Acolhimento das pacientes
Após anos de pesquisa e dedicação ao projeto, Tamara Gonçalves comemora os resultados positivos. Para a cientista, o cosmético oncológico não entrega apenas a eficácia de um produto contra os efeitos da radioterapia, como também ajuda a acolher as fragilidades e devolver a autoestima das pacientes.

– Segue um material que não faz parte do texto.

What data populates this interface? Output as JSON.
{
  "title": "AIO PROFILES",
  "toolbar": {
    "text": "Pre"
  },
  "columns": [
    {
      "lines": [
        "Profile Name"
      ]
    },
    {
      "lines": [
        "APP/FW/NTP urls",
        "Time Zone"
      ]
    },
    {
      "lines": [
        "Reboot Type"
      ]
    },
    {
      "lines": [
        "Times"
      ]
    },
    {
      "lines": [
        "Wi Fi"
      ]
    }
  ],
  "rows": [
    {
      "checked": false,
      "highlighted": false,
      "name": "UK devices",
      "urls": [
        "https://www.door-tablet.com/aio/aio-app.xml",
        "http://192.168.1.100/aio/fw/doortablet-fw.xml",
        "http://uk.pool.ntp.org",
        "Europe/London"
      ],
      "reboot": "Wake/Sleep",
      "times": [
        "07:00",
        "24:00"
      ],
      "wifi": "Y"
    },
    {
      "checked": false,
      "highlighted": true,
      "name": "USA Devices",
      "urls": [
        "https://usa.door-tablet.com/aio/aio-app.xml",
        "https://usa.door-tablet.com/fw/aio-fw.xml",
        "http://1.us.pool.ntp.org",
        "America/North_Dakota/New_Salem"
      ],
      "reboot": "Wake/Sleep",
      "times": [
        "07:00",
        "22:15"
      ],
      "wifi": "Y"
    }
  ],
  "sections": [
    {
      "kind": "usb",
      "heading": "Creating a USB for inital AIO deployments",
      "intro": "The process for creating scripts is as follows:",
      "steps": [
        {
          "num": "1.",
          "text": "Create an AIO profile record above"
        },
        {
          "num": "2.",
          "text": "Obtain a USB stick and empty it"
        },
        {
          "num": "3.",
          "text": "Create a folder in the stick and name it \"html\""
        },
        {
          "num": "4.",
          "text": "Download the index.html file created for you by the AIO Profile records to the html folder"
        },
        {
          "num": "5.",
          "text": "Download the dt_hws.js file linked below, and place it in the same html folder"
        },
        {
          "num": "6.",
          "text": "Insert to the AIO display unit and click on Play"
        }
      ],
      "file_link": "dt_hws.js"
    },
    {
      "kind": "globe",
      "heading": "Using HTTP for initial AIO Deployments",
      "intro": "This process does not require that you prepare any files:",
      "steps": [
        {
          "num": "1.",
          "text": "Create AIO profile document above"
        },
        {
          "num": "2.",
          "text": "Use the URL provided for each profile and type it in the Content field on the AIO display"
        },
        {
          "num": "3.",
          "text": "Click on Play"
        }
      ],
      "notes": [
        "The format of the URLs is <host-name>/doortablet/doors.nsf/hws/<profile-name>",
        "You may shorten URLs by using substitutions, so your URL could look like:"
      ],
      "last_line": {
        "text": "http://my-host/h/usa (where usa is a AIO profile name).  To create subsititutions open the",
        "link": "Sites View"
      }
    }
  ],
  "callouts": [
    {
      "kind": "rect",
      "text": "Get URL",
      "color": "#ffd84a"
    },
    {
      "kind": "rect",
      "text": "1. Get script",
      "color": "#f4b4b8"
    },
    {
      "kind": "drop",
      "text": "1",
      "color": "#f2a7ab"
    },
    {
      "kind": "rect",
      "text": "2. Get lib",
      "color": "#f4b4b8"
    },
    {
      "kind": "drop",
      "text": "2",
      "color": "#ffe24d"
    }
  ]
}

“Esse projeto é o mais importante da minha carreira, porque desde a ideia, o desenvolvimento e a comprovação de eficácia de um produto é muito gratificante. E o mais importante: a gente viu ali que as alunas que participaram desse processo, todo mundo saiu da zona de conforto”, celebrou.
Não estamos só entregando o cosmético, estamos acolhendo uma fragilidade do paciente. Então, foi muito mais do que a entrega de um oncocosmético, foi também receber aquele acolhimento do paciente e de alguma forma ajudá-lo a minimizar as dores, as queimaduras da radioterapia
Processo de patente do produto
Tamara Gonçalves afirmou que já deu entrada no processo de patente do produto junto à UFC. A pesquisadora e a universidade já estão em negociação com indústrias brasileiras a nível nacional para, em breve, comercializar o hidratante terapêutico em todo o País.
A Farmácia Escola da UFC vai disponibilizar o hidratante para pacientes do ICC a um preço social, apenas para cobrir os custos de compra de matérias-primas.
Além da professora Tamara Gonçalves, participaram do projeto os professores da UFC Diego Lomonaco, Selma Mazzetto, Cristiani Lopes, Iara Santiago, Paulo Goberlânio, os médicos do ICC Flávio Bitencourt e Fernando Bastos, e alunos de graduação e pós-graduação da UFC.